O fim, a morte dava as caras. O tempo não parava. Havia ainda muito o que fazer; e nada que pudesse ser feito. O impacto dessa descoberta causou a primeira vitória – talvez triste vitória – do processo de amadurecimento da sociedade. Ninguém afirmava qual seria o caminho mais vantajoso, porém estava claro que as trilhas do exagero e do radicalismo não mantinham o sucesso a longo prazo.
Cazuza possuía um talento: colocar palavras na boca da vida. Nos anos oitenta, a vida, suas necessidades e belezas foram expostas aos mais corriqueiros defeitos sociais. Usando a música como instrumento para comunicar o que afinal devia ser resgatado no naufrágio de ideais, ele ensinou que certezas são eternas durante quase um segundo e que o rock´n roll, assim como a história, “é um rio correndo pro mar; é movimento”.



2 Comments:

Blogger F. Vives said...

Grande texto, menina.

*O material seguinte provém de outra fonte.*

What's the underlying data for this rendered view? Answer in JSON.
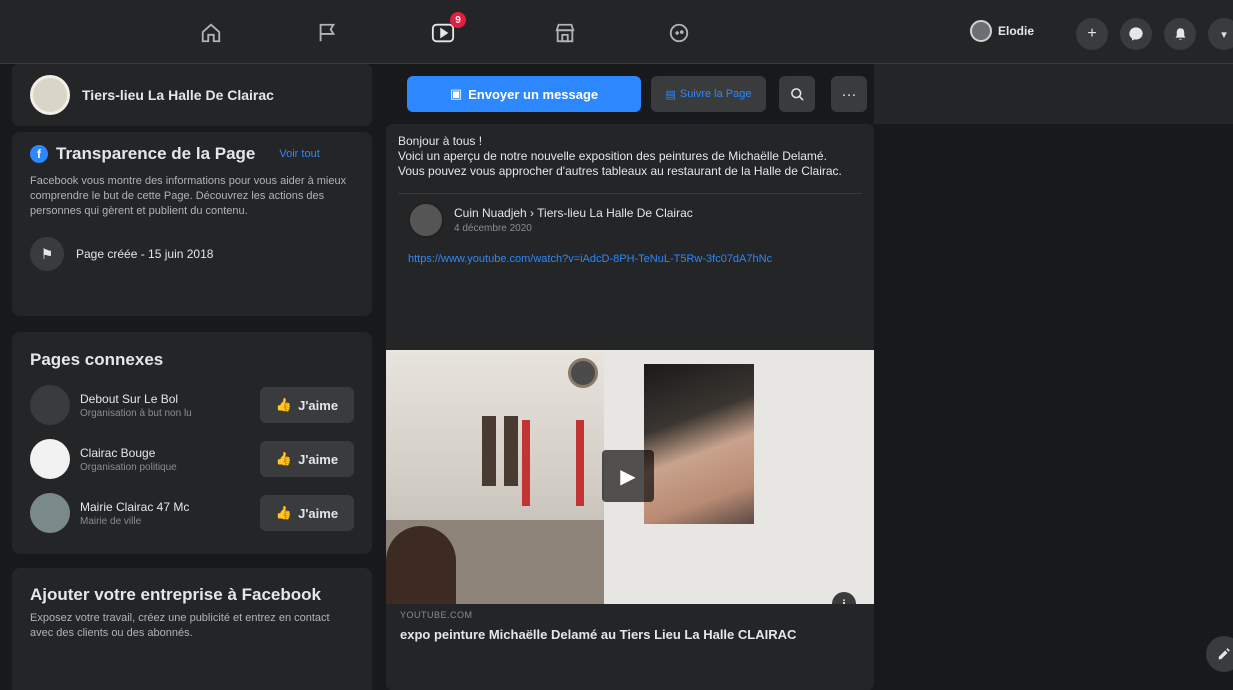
{
  "topnav": {
    "icons": [
      "home-icon",
      "flag-icon",
      "watch-icon",
      "marketplace-icon",
      "gaming-icon"
    ],
    "watch_badge": "9",
    "profile_name": "Elodie"
  },
  "page": {
    "name": "Tiers-lieu La Halle De Clairac"
  },
  "transparency": {
    "title": "Transparence de la Page",
    "see_all": "Voir tout",
    "body": "Facebook vous montre des informations pour vous aider à mieux comprendre le but de cette Page. Découvrez les actions des personnes qui gèrent et publient du contenu.",
    "created": "Page créée - 15 juin 2018"
  },
  "connected": {
    "title": "Pages connexes",
    "like_label": "J'aime",
    "items": [
      {
        "name": "Debout Sur Le Bol",
        "sub": "Organisation à but non lu"
      },
      {
        "name": "Clairac Bouge",
        "sub": "Organisation politique"
      },
      {
        "name": "Mairie Clairac 47 Mc",
        "sub": "Mairie de ville"
      }
    ]
  },
  "business": {
    "title": "Ajouter votre entreprise à Facebook",
    "body": "Exposez votre travail, créez une publicité et entrez en contact avec des clients ou des abonnés."
  },
  "actions": {
    "message": "Envoyer un message",
    "follow": "Suivre la Page"
  },
  "post": {
    "text_lines": [
      "Bonjour à tous !",
      "Voici un aperçu de notre nouvelle exposition des peintures de Michaëlle Delamé.",
      "Vous pouvez vous approcher d'autres tableaux au restaurant de la Halle de Clairac."
    ],
    "shared_author": "Cuin Nuadjeh › Tiers-lieu La Halle De Clairac",
    "shared_date": "4 décembre 2020",
    "shared_link": "https://www.youtube.com/watch?v=iAdcD-8PH-TeNuL-T5Rw-3fc07dA7hNc",
    "video_source": "YOUTUBE.COM",
    "video_title": "expo peinture Michaëlle Delamé au Tiers Lieu La Halle CLAIRAC"
  }
}
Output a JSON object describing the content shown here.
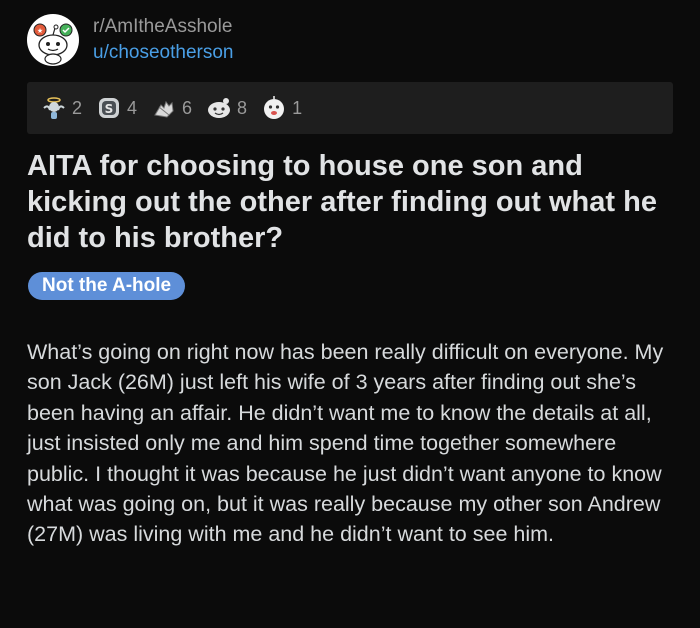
{
  "post": {
    "subreddit": "r/AmItheAsshole",
    "username": "u/choseotherson",
    "awards": [
      {
        "icon": "angel-award-icon",
        "count": "2"
      },
      {
        "icon": "silver-award-icon",
        "count": "4"
      },
      {
        "icon": "hands-award-icon",
        "count": "6"
      },
      {
        "icon": "wholesome-award-icon",
        "count": "8"
      },
      {
        "icon": "face-award-icon",
        "count": "1"
      }
    ],
    "title": "AITA for choosing to house one son and kicking out the other after finding out what he did to his brother?",
    "flair": "Not the A-hole",
    "body": "What’s going on right now has been really difficult on everyone. My son Jack (26M) just left his wife of 3 years after finding out she’s been having an affair. He didn’t want me to know the details at all, just insisted only me and him spend time together somewhere public. I thought it was because he just didn’t want anyone to know what was going on, but it was really because my other son Andrew (27M) was living with me and he didn’t want to see him."
  },
  "colors": {
    "background": "#0b0b0b",
    "awards_bar": "#1e1e1e",
    "username": "#4a9fe6",
    "flair_bg": "#5e8fd8",
    "text": "#d7dadc"
  }
}
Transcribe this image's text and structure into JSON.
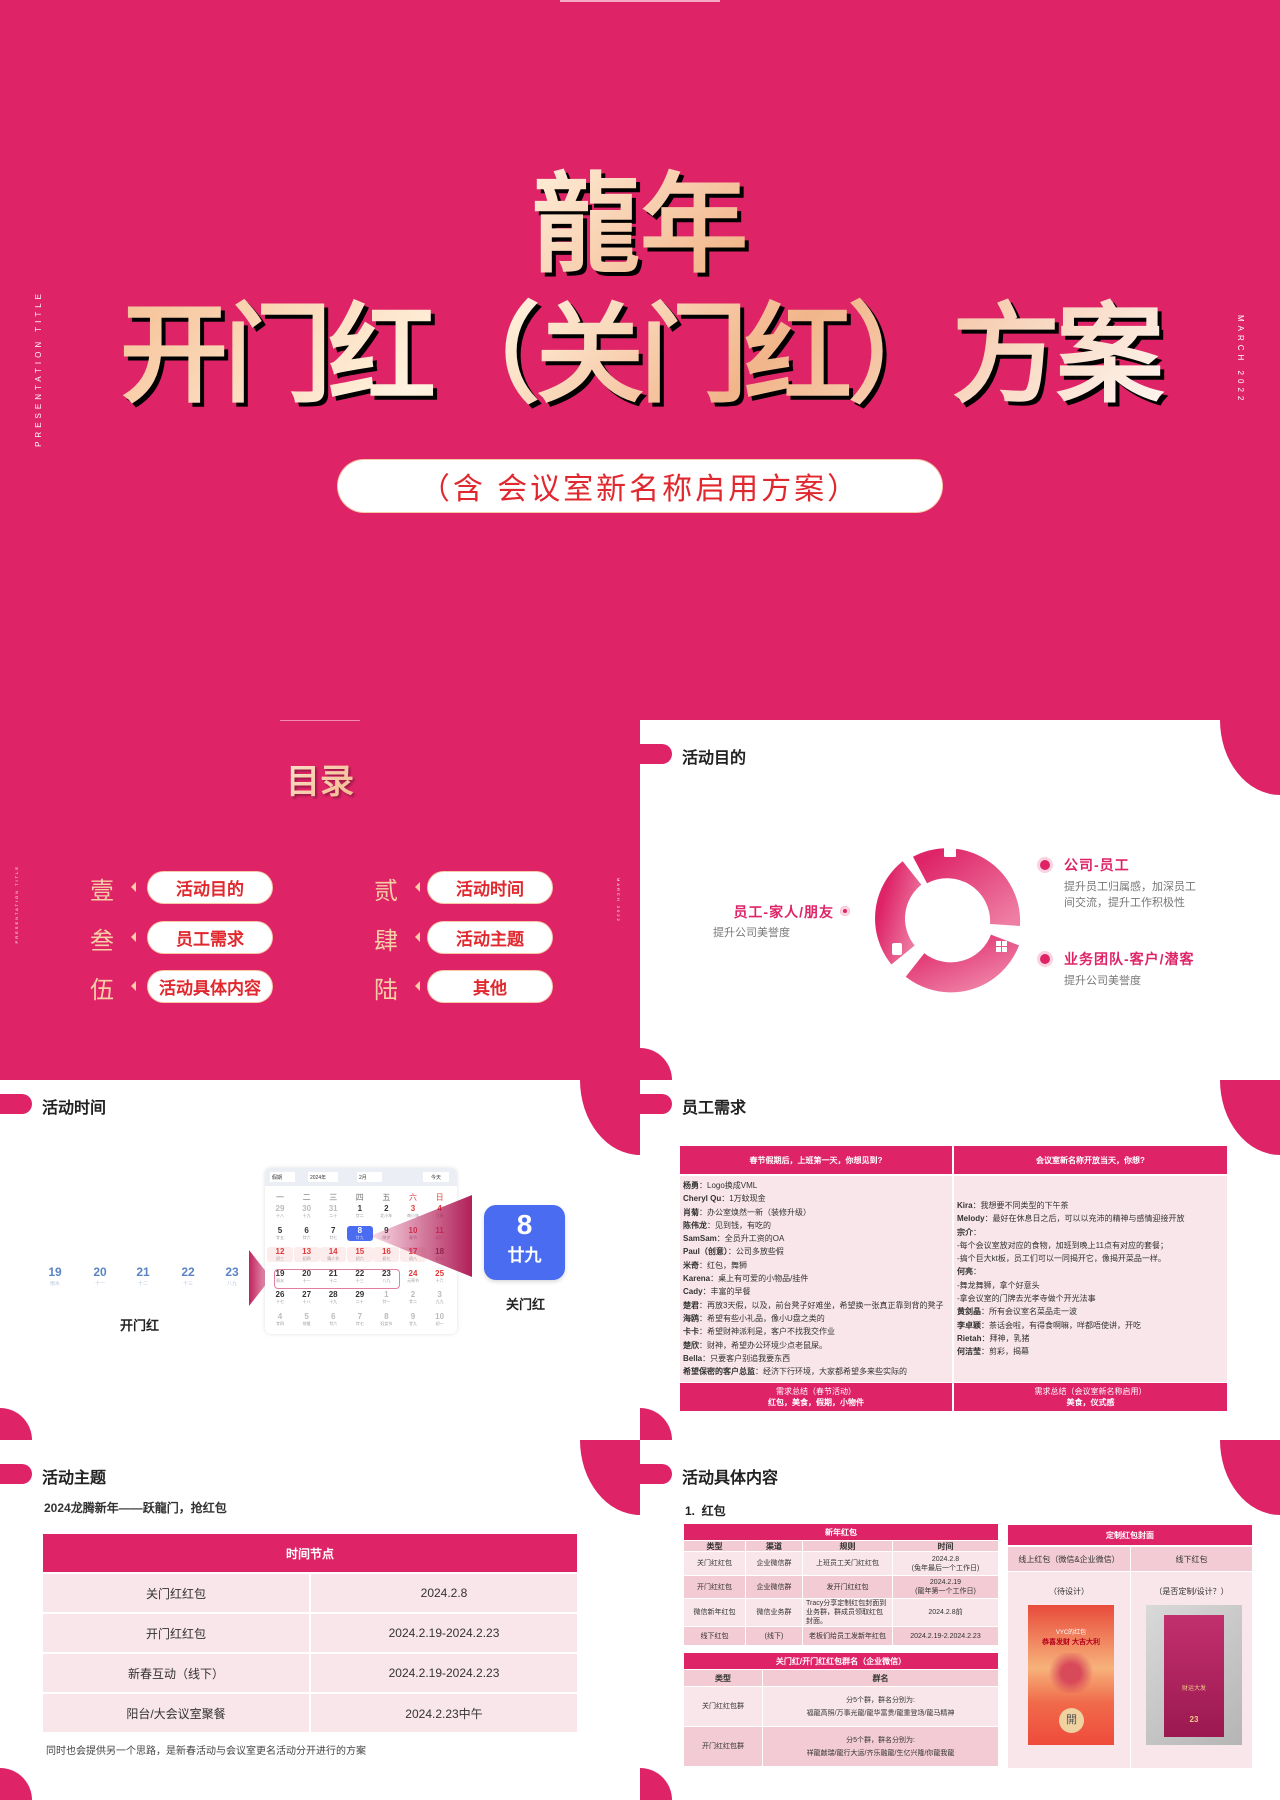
{
  "colors": {
    "brand": "#DE2467",
    "gold": "#F4B98A",
    "blue": "#4A6CF0",
    "red_text": "#E0282E"
  },
  "cover": {
    "title_line1": "龍年",
    "title_line2": "开门红（关门红）方案",
    "subtitle": "（含  会议室新名称启用方案）",
    "side_left": "PRESENTATION TITLE",
    "side_right": "MARCH 2022"
  },
  "toc": {
    "title": "目录",
    "side_left": "PRESENTATION TITLE",
    "side_right": "MARCH 2022",
    "items": [
      {
        "num": "壹",
        "label": "活动目的"
      },
      {
        "num": "贰",
        "label": "活动时间"
      },
      {
        "num": "叁",
        "label": "员工需求"
      },
      {
        "num": "肆",
        "label": "活动主题"
      },
      {
        "num": "伍",
        "label": "活动具体内容"
      },
      {
        "num": "陆",
        "label": "其他"
      }
    ]
  },
  "purpose": {
    "title": "活动目的",
    "left": {
      "heading": "员工-家人/朋友",
      "desc": "提升公司美誉度"
    },
    "right_top": {
      "heading": "公司-员工",
      "desc1": "提升员工归属感，加深员工",
      "desc2": "间交流，提升工作积极性"
    },
    "right_bottom": {
      "heading": "业务团队-客户/潜客",
      "desc": "提升公司美誉度"
    },
    "icons": [
      "chart-board-icon",
      "phone-icon",
      "gift-icon"
    ]
  },
  "timing": {
    "title": "活动时间",
    "days": [
      {
        "day": "19",
        "lunar": "雨水"
      },
      {
        "day": "20",
        "lunar": "十一"
      },
      {
        "day": "21",
        "lunar": "十二"
      },
      {
        "day": "22",
        "lunar": "十三"
      },
      {
        "day": "23",
        "lunar": "八九"
      }
    ],
    "open_label": "开门红",
    "close_label": "关门红",
    "highlight": {
      "day": "8",
      "lunar": "廿九"
    },
    "calendar": {
      "holiday_select": "假期",
      "year_select": "2024年",
      "month_select": "2月",
      "today_button": "今天",
      "weekdays": [
        "一",
        "二",
        "三",
        "四",
        "五",
        "六",
        "日"
      ],
      "weeks": [
        [
          {
            "d": "29",
            "l": "十八",
            "o": true
          },
          {
            "d": "30",
            "l": "十九",
            "o": true
          },
          {
            "d": "31",
            "l": "二十",
            "o": true
          },
          {
            "d": "1",
            "l": "廿二"
          },
          {
            "d": "2",
            "l": "北小年"
          },
          {
            "d": "3",
            "l": "南小年",
            "r": true
          },
          {
            "d": "4",
            "l": "立春",
            "r": true
          }
        ],
        [
          {
            "d": "5",
            "l": "廿五"
          },
          {
            "d": "6",
            "l": "廿六"
          },
          {
            "d": "7",
            "l": "廿七"
          },
          {
            "d": "8",
            "l": "廿九",
            "sel": true
          },
          {
            "d": "9",
            "l": "除夕"
          },
          {
            "d": "10",
            "l": "春节",
            "r": true
          },
          {
            "d": "11",
            "l": "初二",
            "r": true
          }
        ],
        [
          {
            "d": "12",
            "l": "初三",
            "r": true
          },
          {
            "d": "13",
            "l": "初四",
            "r": true
          },
          {
            "d": "14",
            "l": "情人节",
            "r": true
          },
          {
            "d": "15",
            "l": "初六",
            "r": true
          },
          {
            "d": "16",
            "l": "初七",
            "r": true
          },
          {
            "d": "17",
            "l": "初八",
            "r": true
          },
          {
            "d": "18",
            "l": "初九"
          }
        ],
        [
          {
            "d": "19",
            "l": "雨水"
          },
          {
            "d": "20",
            "l": "十一"
          },
          {
            "d": "21",
            "l": "十二"
          },
          {
            "d": "22",
            "l": "十三"
          },
          {
            "d": "23",
            "l": "八九"
          },
          {
            "d": "24",
            "l": "元宵节",
            "r": true
          },
          {
            "d": "25",
            "l": "十六",
            "r": true
          }
        ],
        [
          {
            "d": "26",
            "l": "十七"
          },
          {
            "d": "27",
            "l": "十八"
          },
          {
            "d": "28",
            "l": "十九"
          },
          {
            "d": "29",
            "l": "二十"
          },
          {
            "d": "1",
            "l": "廿一",
            "o": true
          },
          {
            "d": "2",
            "l": "廿二",
            "o": true,
            "r": true
          },
          {
            "d": "3",
            "l": "九九",
            "o": true,
            "r": true
          }
        ],
        [
          {
            "d": "4",
            "l": "廿四",
            "o": true
          },
          {
            "d": "5",
            "l": "惊蛰",
            "o": true
          },
          {
            "d": "6",
            "l": "廿六",
            "o": true
          },
          {
            "d": "7",
            "l": "廿七",
            "o": true
          },
          {
            "d": "8",
            "l": "妇女节",
            "o": true
          },
          {
            "d": "9",
            "l": "廿九",
            "o": true,
            "r": true
          },
          {
            "d": "10",
            "l": "初一",
            "o": true,
            "r": true
          }
        ]
      ]
    }
  },
  "needs": {
    "title": "员工需求",
    "col1_header": "春节假期后，上班第一天，你想见到?",
    "col2_header": "会议室新名称开放当天，你想?",
    "col1_lines": [
      {
        "name": "杨勇",
        "text": "：Logo换成VML"
      },
      {
        "name": "Cheryl Qu",
        "text": "：1万蚊现金"
      },
      {
        "name": "肖菊",
        "text": "：办公室焕然一新（装修升级）"
      },
      {
        "name": "陈伟龙",
        "text": "：见到钱，有吃的"
      },
      {
        "name": "SamSam",
        "text": "：全员升工资的OA"
      },
      {
        "name": "Paul（创意）",
        "text": "：公司多放些假"
      },
      {
        "name": "米奇",
        "text": "：红包，舞狮"
      },
      {
        "name": "Karena",
        "text": "：桌上有可爱的小物品/挂件"
      },
      {
        "name": "Cady",
        "text": "：丰富的早餐"
      },
      {
        "name": "楚君",
        "text": "：再放3天假，以及，前台凳子好难坐，希望换一张真正靠到背的凳子"
      },
      {
        "name": "海鸥",
        "text": "：希望有些小礼品，像小U盘之类的"
      },
      {
        "name": "卡卡",
        "text": "：希望财神派利是，客户不找我交作业"
      },
      {
        "name": "楚欣",
        "text": "：财神，希望办公环境少点老鼠屎。"
      },
      {
        "name": "Bella",
        "text": "：只要客户别追我要东西"
      },
      {
        "name": "希望保密的客户总监",
        "text": "：经济下行环境，大家都希望多来些实际的"
      }
    ],
    "col2_lines": [
      {
        "name": "Kira",
        "text": "：我想要不同类型的下午茶"
      },
      {
        "name": "Melody",
        "text": "：最好在休息日之后，可以以充沛的精神与感情迎接开放"
      },
      {
        "name": "宗介",
        "text": "："
      },
      {
        "name": "",
        "text": "-每个会议室放对应的食物，加班到晚上11点有对应的套餐；"
      },
      {
        "name": "",
        "text": "-搞个巨大kt板，员工们可以一同揭开它，像揭开菜品一样。"
      },
      {
        "name": "何亮",
        "text": "："
      },
      {
        "name": "",
        "text": "-舞龙舞狮，拿个好意头"
      },
      {
        "name": "",
        "text": "-拿会议室的门牌去光孝寺做个开光法事"
      },
      {
        "name": "黄剑晶",
        "text": "：所有会议室名菜品走一波"
      },
      {
        "name": "李卓颖",
        "text": "：茶话会啦，有得食啊嘛，咩都唔使讲，开吃"
      },
      {
        "name": "Rietah",
        "text": "：拜神，乳猪"
      },
      {
        "name": "何洁莹",
        "text": "：剪彩，揭幕"
      }
    ],
    "col1_footer_title": "需求总结（春节活动）",
    "col1_footer_value": "红包，美食，假期，小物件",
    "col2_footer_title": "需求总结（会议室新名称启用）",
    "col2_footer_value": "美食，仪式感"
  },
  "theme": {
    "title": "活动主题",
    "subtitle": "2024龙腾新年——跃龍门，抢红包",
    "table_header": "时间节点",
    "rows": [
      {
        "item": "关门红红包",
        "date": "2024.2.8"
      },
      {
        "item": "开门红红包",
        "date": "2024.2.19-2024.2.23"
      },
      {
        "item": "新春互动（线下）",
        "date": "2024.2.19-2024.2.23"
      },
      {
        "item": "阳台/大会议室聚餐",
        "date": "2024.2.23中午"
      }
    ],
    "note": "同时也会提供另一个思路，是新春活动与会议室更名活动分开进行的方案"
  },
  "details": {
    "title": "活动具体内容",
    "section": "1.  红包",
    "table1": {
      "title": "新年红包",
      "headers": [
        "类型",
        "渠道",
        "规则",
        "时间"
      ],
      "rows": [
        [
          "关门红红包",
          "企业微信群",
          "上班员工关门红红包",
          "2024.2.8\n(兔年最后一个工作日)"
        ],
        [
          "开门红红包",
          "企业微信群",
          "发开门红红包",
          "2024.2.19\n(龍年第一个工作日)"
        ],
        [
          "微信新年红包",
          "微信业务群",
          "Tracy分享定制红包封面到业务群，群成员领取红包封面。",
          "2024.2.8前"
        ],
        [
          "线下红包",
          "(线下)",
          "老板们给员工发新年红包",
          "2024.2.19-2.2024.2.23"
        ]
      ]
    },
    "table2": {
      "title": "关门红/开门红红包群名（企业微信）",
      "headers": [
        "类型",
        "群名"
      ],
      "rows": [
        [
          "关门红红包群",
          "分5个群，群名分别为:\n福龍高照/万事光龍/龍华富贵/龍重登场/龍马精神"
        ],
        [
          "开门红红包群",
          "分5个群，群名分别为:\n祥龍献瑞/龍行大运/齐乐融龍/生亿兴隆/你龍我龍"
        ]
      ]
    },
    "table3": {
      "title": "定制红包封面",
      "headers": [
        "线上红包（微信&企业微信）",
        "线下红包"
      ],
      "notes": [
        "（待设计）",
        "（是否定制/设计？）"
      ],
      "cover1": {
        "brand": "VYC的红包",
        "slogan": "恭喜发财 大吉大利",
        "open": "開"
      },
      "cover2": {
        "text": "财运大发",
        "year": "23"
      }
    }
  }
}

E tenho a impressão de que não era exatamente do Cazuza, ou ao menos não só dele que você estava falando.

Thursday, February 23, 2006  
Blogger M.S. said...

Texto longo, confesso que não tenho paciência de ler muito na Internet. Ainda menos em um dia no qual vi pessoalmente a Doutora Havanir Nimitz. Se ela rir, o braço levanta.